Identification of a Novel Variant in EARS2 Associated with a Severe Clinical Phenotype Expands the Clinical Spectrum of LTBL

Abstract

The EARS2 nuclear gene encodes mitochondrial glutamyl-tRNA synthetase, a member of the class I family of aminoacyl-tRNA synthetases (aaRSs) that plays a crucial role in mitochondrial protein biosynthesis by catalyzing the charging of glutamate to mitochondrial tRNA(Glu). Pathogenic EARS2 variants have been associated with a rare mitochondrial disorder known as leukoencephalopathy with thalamus and brainstem involvement and high lactate (LTBL).

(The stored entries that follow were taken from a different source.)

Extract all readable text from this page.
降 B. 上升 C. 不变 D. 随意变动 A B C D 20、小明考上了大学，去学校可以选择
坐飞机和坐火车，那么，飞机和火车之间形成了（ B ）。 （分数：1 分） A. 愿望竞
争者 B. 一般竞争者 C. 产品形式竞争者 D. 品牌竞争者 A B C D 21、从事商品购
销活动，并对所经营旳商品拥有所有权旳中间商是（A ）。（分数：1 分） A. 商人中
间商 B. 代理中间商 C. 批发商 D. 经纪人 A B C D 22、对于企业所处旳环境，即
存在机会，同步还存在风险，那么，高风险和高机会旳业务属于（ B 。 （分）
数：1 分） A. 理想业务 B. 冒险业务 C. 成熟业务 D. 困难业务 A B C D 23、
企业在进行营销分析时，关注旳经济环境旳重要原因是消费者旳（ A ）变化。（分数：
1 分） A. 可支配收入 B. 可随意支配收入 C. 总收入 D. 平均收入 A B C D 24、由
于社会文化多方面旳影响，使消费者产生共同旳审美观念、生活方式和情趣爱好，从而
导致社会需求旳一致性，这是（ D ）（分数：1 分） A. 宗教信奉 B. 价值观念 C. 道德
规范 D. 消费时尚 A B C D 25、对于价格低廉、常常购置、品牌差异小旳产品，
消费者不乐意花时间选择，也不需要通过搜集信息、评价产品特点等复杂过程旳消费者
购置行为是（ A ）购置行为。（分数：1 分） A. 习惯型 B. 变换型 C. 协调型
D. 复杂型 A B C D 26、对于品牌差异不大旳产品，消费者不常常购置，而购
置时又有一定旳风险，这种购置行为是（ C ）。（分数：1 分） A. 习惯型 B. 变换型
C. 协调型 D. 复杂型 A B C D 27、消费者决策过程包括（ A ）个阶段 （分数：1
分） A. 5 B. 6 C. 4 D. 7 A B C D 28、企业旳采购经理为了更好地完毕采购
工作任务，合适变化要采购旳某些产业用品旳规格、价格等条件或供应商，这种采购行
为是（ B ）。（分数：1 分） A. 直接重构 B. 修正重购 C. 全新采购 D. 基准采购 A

The targeted sequencing of 150 nuclear genes encoding respiratory chain complex subunits and proteins implicated in the oxidative phosphorylation (OXPHOS) function was performed. The oxygen consumption rate (OCR), and the extracellular acidification rate (ECAR), were measured. The enzymatic activities of Complexes I-V were analyzed spectrophotometrically. We describe a patient carrying two heterozygous EARS2 variants, c.376C>T (p.Gln126*) and c.670G>A (p.Gly224Ser), with infantile-onset disease and a severe clinical presentation. We demonstrate a clear defect in mitochondrial function in the patient's fibroblasts, suggesting the molecular mechanism underlying the pathogenicity of these EARS2 variants. Experimental validation using patient-derived fibroblasts allowed an accurate characterization of the disease-causing variants, and by comparing our patient's clinical presentation with that of previously reported cases, new clinical and radiological features of LTBL were identified, expanding the clinical spectrum of this disease.

Keywords: EARS2; LTBL; aminoacyl-tRNA synthetases; mitochondrial disorders.

Figure 1

Reverse sequence chromatograms showing the results of Sanger sequencing. (A) The missense variant c.670G>A (p.Gly224Ser), located in exon 4, was inherited from the patient’s mother and the nonsense variant c.376C>T (p.Gln126*), located in exon3, from the father. The patient harbored both variants in EARS2 in compound heterozygosity. (B) Schematic showing EARS2 domains in which all variants identified to date in leukoencephalopathy with thalamus and brainstem involvement and high lactate (LTBL) patients are highlighted.

Figure 2

(A) Oxygen consumption rate (OCR) measured before and after the addition of inhibitors. The Seahorse XF Cell Mito Stress Test uses compounds of respiration that target components of the electron transport chain (ETC) in the mitochondria to reveal key parameters of the metabolic functions. These modulators are ETC inhibitors (oligomycin, carbonyl cyanide 4-(trifluoromethoxy) phenylhydrazone (FCCP), and a mixture of rotenone and antimycin A), which are serially injected to measure the ATP production, maximal respiration (Max Resp), nonmitochondrial respiration (Non-Mito Resp), proton leak, spare respiratory capacity (SRC), and basal respiration (Basal Resp). (B) The basal energy metabolism of each cell line was assessed by analyzing the OCR/extracellular acidification rate (ECAR) ratios following the sequential injection of the inhibitors. (C) Measurements of the enzyme activities for the different oxidative phosphorylation (OXPHOS) complexes in the patient’s fibroblasts (reference range deemed in a healthy population). CS, citrate synthase.

Figure 3

MRI images of our patient acquired at 10 (A) and 15 (B) years of age, showing complete agenesis of the corpus callosum (indicated with a red star) and cerebellar atrophy (indicated with white arrows). Note also the dilation of the fourth ventricle and enlargement of the interfolial spaces within a normal-sized posterior fossa.